これは、そう、灯火に吹く冷徹な西風なのだ。

故に、渾身の右拳を握りしめた。

狙いは側頭部、急所を打ち抜く。

 

(俺のことを研究し尽くしたことが拳から否応に伝わってきやがる。すげぇよ、アンタは)

 

心からの尊敬を。

明滅する視界を手放しながら、勝負の瀬戸際に侵入されたことを察して、暗闇の向こうに目を凝らす。

青木が見るものは姿形に在らず。

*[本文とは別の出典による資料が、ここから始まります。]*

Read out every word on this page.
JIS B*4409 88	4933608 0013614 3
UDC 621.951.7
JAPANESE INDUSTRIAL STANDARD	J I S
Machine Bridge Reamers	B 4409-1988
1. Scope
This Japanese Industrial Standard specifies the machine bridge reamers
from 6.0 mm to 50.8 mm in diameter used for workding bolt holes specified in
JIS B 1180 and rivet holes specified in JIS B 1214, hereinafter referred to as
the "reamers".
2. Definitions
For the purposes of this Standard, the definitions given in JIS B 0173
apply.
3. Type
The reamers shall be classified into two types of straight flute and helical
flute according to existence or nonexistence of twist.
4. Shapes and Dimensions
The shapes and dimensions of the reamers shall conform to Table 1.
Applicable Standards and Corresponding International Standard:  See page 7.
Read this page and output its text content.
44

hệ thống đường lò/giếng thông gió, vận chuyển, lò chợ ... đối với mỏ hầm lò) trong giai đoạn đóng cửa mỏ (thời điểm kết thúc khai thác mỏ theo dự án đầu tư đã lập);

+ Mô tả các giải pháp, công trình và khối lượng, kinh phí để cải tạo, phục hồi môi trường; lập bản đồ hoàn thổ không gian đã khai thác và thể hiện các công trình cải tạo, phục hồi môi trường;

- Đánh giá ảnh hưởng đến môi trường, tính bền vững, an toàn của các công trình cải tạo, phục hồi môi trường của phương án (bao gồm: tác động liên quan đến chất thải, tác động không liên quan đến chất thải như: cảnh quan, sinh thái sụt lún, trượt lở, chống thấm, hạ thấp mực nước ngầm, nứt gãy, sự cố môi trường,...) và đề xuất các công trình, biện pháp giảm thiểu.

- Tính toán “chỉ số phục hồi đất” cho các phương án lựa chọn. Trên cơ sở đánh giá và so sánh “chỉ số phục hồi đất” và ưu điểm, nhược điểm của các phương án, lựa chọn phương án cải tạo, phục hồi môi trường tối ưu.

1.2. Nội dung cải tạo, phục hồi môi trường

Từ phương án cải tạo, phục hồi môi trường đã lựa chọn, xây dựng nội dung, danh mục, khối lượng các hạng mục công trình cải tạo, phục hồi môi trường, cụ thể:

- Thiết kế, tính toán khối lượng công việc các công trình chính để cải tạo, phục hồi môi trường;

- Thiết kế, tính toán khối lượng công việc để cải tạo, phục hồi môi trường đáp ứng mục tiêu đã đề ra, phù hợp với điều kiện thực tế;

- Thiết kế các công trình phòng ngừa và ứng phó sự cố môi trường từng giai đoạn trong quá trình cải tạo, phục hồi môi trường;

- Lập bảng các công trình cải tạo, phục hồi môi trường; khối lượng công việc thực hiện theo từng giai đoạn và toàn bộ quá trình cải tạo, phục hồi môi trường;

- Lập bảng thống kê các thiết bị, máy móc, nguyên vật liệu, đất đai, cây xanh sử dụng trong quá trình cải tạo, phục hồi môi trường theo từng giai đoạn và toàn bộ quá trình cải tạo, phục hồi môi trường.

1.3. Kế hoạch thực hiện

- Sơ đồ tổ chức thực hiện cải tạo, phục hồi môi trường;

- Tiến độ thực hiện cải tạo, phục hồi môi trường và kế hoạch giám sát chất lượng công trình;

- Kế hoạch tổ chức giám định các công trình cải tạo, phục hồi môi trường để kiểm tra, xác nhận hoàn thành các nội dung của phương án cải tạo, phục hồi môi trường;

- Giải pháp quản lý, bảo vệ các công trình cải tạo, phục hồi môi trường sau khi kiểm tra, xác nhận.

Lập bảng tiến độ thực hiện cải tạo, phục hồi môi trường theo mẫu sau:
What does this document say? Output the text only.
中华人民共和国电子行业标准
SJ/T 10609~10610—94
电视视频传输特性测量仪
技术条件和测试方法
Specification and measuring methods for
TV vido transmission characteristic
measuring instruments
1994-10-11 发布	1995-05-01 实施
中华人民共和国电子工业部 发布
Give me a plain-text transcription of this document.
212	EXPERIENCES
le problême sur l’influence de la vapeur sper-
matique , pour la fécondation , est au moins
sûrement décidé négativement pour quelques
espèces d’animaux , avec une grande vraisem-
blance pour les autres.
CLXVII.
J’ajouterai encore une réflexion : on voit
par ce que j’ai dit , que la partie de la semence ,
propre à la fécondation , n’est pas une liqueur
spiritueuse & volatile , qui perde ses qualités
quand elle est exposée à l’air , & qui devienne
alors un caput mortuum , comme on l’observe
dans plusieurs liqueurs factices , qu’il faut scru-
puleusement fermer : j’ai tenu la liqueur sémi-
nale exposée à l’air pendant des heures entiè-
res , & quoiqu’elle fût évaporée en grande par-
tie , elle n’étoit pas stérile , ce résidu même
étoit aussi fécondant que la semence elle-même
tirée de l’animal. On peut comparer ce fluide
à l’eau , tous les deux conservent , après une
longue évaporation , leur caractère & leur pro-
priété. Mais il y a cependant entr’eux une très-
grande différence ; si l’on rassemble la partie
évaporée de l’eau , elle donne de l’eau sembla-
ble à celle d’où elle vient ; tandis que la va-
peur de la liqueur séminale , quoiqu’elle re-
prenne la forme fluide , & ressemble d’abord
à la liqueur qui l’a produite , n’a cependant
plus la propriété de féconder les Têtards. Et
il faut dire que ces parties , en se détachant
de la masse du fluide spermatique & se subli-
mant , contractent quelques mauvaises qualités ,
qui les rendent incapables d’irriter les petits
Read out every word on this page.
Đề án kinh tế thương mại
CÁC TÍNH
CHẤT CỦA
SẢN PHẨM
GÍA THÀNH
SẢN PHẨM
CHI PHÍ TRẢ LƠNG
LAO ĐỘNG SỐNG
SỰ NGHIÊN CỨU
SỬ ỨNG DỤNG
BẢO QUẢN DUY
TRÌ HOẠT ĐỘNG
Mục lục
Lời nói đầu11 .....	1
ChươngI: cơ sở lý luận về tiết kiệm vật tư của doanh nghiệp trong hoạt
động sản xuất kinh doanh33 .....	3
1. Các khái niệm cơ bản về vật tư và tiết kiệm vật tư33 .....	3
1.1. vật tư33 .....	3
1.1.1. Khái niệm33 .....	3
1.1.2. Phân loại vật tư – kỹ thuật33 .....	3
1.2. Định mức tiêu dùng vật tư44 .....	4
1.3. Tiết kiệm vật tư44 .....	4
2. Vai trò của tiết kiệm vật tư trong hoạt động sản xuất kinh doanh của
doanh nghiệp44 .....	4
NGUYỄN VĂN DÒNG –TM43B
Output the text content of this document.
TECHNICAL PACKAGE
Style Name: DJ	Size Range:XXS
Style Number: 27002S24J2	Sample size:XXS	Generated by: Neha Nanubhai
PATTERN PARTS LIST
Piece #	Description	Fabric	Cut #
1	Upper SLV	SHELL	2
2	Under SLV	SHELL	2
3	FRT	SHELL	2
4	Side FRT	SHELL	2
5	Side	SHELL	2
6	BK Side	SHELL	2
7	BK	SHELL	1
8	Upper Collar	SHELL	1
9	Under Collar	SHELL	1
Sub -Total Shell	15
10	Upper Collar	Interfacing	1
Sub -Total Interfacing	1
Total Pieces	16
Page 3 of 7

自分を倒さんと奮闘する相手の眼差し、狙い澄ます勝利の着弾点だ。

王者の目を離さない決意を辿って、右拳を繰り出した。

 

(な────)

 

王島に思考の挟まる余地はなかった。

青木が放つ右拳の向こうを過ぎる両の目が、獲物を捉えていないことを視認して、なぜ見えている方の拳が空振るのか、という嫉妬にも似た疑問を反射的に脳へと届けたばかりで。

赤く塗りつぶされた左目と、リングと並行に映る自身の左腕を脳みそが一連の事態を処理するまで、一切の感情に蓋をする。

 

(だから、俺たちの特訓にハマっちまった)

 

青木の勝機はリングの外から生み出された。

汗水の染みた河川敷が連綿と続き、拳の皮をすり減らしたミットがコーナーで見守る。

 

『…だうん、、、ダウン!! 僅か2分に怒涛の攻防を繰り出して、挑戦者が完全に優位に立った!!

誰も予想しなかった第一ラウンドいきなり王者のダウンで場内騒然だーーーー!!!』

 

様々な努力を背負い進んだ道が、このタイトルマッチを一足飛びで駆け抜けた。